2000 GSA Annual Meeting -- Reno, Nevada

Abs. No. 52678

MAKING CONNECTIONS IN THE CLASSROOM: A SURVEY OF NEW RESOURCES FOR LINKING EARTH SCIENCE AND THE SOCIAL SCIENCES (HISTORY, LAW, POLITICS AND CULTURE)

Author(s): HOROWITZ, Linda and BENNINGTON, Gail K., Oceanside High School, Oceanside NY 11572, gbennington@netscape.net; BENNINGTON, J Bret, Dept. of Geology, 114 Hofstra University, Hempstead, NY 11549

Keywords: secondary-education, undergraduate-education, earth-science, history, law

Classroom experience has shown that students respond with enthusiasm when exploring connections between earth science and other subjects. Of interest to most students are examples of how human history and institutions have been affected by geological phenomena or of how human activities have impacted the physical environment. New resources that make these kinds of connections are available in the form of films, videos, books, articles, and internet sites. The book 'A Civil Action' by Jonathan Harr, the legal account of a multimillion dollar environmental lawsuit, has been developed into an undergraduate hydrology assignment. Students were shown the film adaptation to provide the background to the story and then assigned chapters to read from the book devoted to the trial. Their assignment was to outline all of the hydrologic testimony given and argue a verdict based on the evidence presented and their understanding of basic principles of groundwater flow. In the high school classroom, discussions of coordinate systems and longitude and latitude have been enhanced by the story of John Harrison told in the book 'Longitude' by Dava Sobel. Students are fascinated to learn that until the early 1800's the inability to determine longitude cost thousands of lives annually and was a major impediment to global navigation. Supplementing the book are a NOVA documentary ('Lost at Sea') and a recent film re-enactment of the story that can be used in the classroom to stimulate student interest and discussion.
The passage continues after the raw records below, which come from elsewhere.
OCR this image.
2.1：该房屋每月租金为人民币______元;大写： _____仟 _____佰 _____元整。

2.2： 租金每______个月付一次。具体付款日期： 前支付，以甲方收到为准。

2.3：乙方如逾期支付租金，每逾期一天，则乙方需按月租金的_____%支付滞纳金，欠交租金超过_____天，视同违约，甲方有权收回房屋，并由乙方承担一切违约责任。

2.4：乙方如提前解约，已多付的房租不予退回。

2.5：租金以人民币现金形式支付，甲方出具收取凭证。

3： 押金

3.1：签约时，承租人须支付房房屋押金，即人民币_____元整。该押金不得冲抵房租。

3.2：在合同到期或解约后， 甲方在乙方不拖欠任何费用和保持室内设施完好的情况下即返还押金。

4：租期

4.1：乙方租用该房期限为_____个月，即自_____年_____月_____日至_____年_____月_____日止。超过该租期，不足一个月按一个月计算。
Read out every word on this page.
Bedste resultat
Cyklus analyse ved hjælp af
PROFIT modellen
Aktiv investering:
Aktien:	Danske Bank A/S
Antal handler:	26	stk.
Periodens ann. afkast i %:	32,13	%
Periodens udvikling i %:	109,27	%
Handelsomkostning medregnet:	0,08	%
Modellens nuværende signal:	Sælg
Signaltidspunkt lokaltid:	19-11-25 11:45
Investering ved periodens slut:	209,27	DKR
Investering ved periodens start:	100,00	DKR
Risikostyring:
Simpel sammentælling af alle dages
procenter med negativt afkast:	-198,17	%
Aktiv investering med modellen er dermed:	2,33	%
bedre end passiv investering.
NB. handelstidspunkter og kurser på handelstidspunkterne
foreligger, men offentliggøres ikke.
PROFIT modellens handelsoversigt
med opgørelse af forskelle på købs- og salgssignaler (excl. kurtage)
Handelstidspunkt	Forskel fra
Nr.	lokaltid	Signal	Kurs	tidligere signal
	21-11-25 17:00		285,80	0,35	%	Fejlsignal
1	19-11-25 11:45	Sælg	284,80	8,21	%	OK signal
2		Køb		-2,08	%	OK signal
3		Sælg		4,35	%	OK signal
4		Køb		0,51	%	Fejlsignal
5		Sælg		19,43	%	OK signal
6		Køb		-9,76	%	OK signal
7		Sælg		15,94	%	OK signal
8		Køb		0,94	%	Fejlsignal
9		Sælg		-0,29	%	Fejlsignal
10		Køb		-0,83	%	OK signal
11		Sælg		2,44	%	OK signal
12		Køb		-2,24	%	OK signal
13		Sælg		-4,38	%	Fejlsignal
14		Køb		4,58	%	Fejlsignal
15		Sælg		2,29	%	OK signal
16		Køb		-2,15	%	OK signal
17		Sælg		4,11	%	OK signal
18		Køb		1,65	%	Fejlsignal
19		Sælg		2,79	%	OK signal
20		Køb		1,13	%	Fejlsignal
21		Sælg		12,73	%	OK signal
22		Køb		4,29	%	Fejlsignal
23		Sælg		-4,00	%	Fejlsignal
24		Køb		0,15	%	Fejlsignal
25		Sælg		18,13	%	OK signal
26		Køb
Other recent publications that could be used in a similar fashion include 'Noah's Flood' by Lamont geologists William Ryan and Walter Pitman (catastrophic flooding of the Black Sea), 'Rising Tide' by John Barry (an account of how the Mississippi River flood of 1927 changed America's political landscape), 'The Perfect Storm' by Sebastian Junger (how weather systems interact to create disasters), and 'Water, A Natural History' by Alice Outwater (how human alteration of the landscape in North America has changed the hydrologic cycle in the last 300 years).